I make a sceptical whining sound from the back of my throat. “I thought Jack was sweet at first. He did all the right things too.”
I notice it each time. The little flicker Sarah’s eyes do when I bring up Jack. She performs a quick surveillance of my face to determine how upset I am just at the mention of his name. My own mention, mind you.
“Bo is not Jack,” she says carefully.
“You haven’t even met Bo,” I point out.
“Caleb vouches for him, and I trust my man,” she says, reaching for another chair to stack for me.
I stop sweeping, thinking about how wrong I’ve been before.

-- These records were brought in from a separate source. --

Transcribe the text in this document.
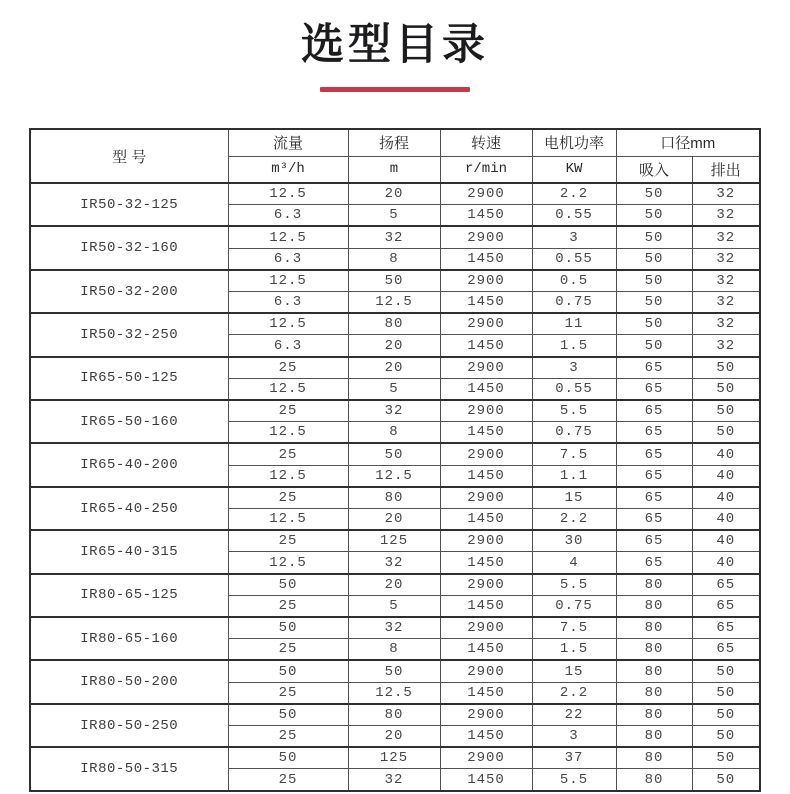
选型目录
型 号	流量	扬程	转速	电机功率	口径mm	
	m³/h	m	r/min	KW	吸入	排出
IR50-32-125	12.5	20	2900	2.2	50	32
	6.3	5	1450	0.55	50	32
IR50-32-160	12.5	32	2900	3	50	32
	6.3	8	1450	0.55	50	32
IR50-32-200	12.5	50	2900	0.5	50	32
	6.3	12.5	1450	0.75	50	32
IR50-32-250	12.5	80	2900	11	50	32
	6.3	20	1450	1.5	50	32
IR65-50-125	25	20	2900	3	65	50
	12.5	5	1450	0.55	65	50
IR65-50-160	25	32	2900	5.5	65	50
	12.5	8	1450	0.75	65	50
IR65-40-200	25	50	2900	7.5	65	40
	12.5	12.5	1450	1.1	65	40
IR65-40-250	25	80	2900	15	65	40
	12.5	20	1450	2.2	65	40
IR65-40-315	25	125	2900	30	65	40
	12.5	32	1450	4	65	40
IR80-65-125	50	20	2900	5.5	80	65
	25	5	1450	0.75	80	65
IR80-65-160	50	32	2900	7.5	80	65
	25	8	1450	1.5	80	65
IR80-50-200	50	50	2900	15	80	50
	25	12.5	1450	2.2	80	50
IR80-50-250	50	80	2900	22	80	50
	25	20	1450	3	80	50
IR80-50-315	50	125	2900	37	80	50
	25	32	1450	5.5	80	50
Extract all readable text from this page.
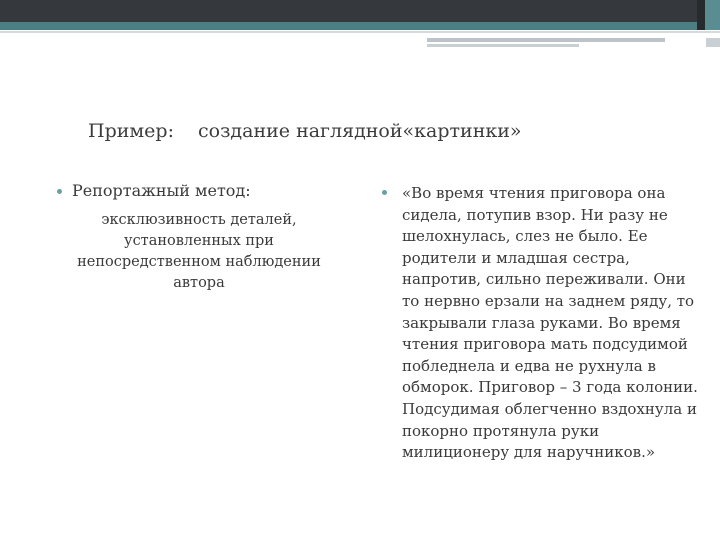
Пример: создание наглядной«картинки»

Репортажный метод:

эксклюзивность деталей, установленных при непосредственном наблюдении автора

«Во время чтения приговора она сидела, потупив взор. Ни разу не шелохнулась, слез не было. Ее родители и младшая сестра, напротив, сильно переживали. Они то нервно ерзали на заднем ряду, то закрывали глаза руками. Во время чтения приговора мать подсудимой побледнела и едва не рухнула в обморок. Приговор – 3 года колонии. Подсудимая облегченно вздохнула и покорно протянула руки милиционеру для наручников.»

How well some men hide their ugly side and how quickly they can turn. “I need to get to know him more, right? Like, he wants to be involved and come to all the appointments and stuff. But we’re basically strangers. What if he wants to be in the delivery room? He’ll see everything,” I say, grimacing.
“Bo seeing everything”—Sarah gestures wildly with an open palm toward my hips—“is how you got into this situation.” She takes the broom from me, as I’ve apparently lost the ability to speak and sweep at the same time. “I think you’ll be fine.”
I shudder. “There’s a difference between a dimmed bedroom after a few drinks and a handsome stranger standing between my stirrup-parted legs and looking into the eye of the storm.”
“Did you just refer to your vagina as the eye of the storm?”
“In that delivery room? Yes. That is what it will be.”
“He doesn’t have to be there if you don’t want him to. But for the record,” she pauses, putting a firm hand on my shoulder, “I love you, but I will not be there.”
“Sarah, you faint at nosebleeds. I won’t let you near me while I’m in labour.”
“Even just thinking about it makes me ill,” she whispers, her attention lost over my shoulder.
“Yes, thank you.” I stare at her blankly. “That’s very helpful.”
She rolls her eyes, then follows me to the next table, sweeping around the counter next to it as I wipe the table down. “The ultrasound is Friday afternoon, right? If he’s free afterward, you should invite him to our place. We’ll do a game night. If we all team up, we can see how he reacts to losing. That’s like a fundamental test of stability.”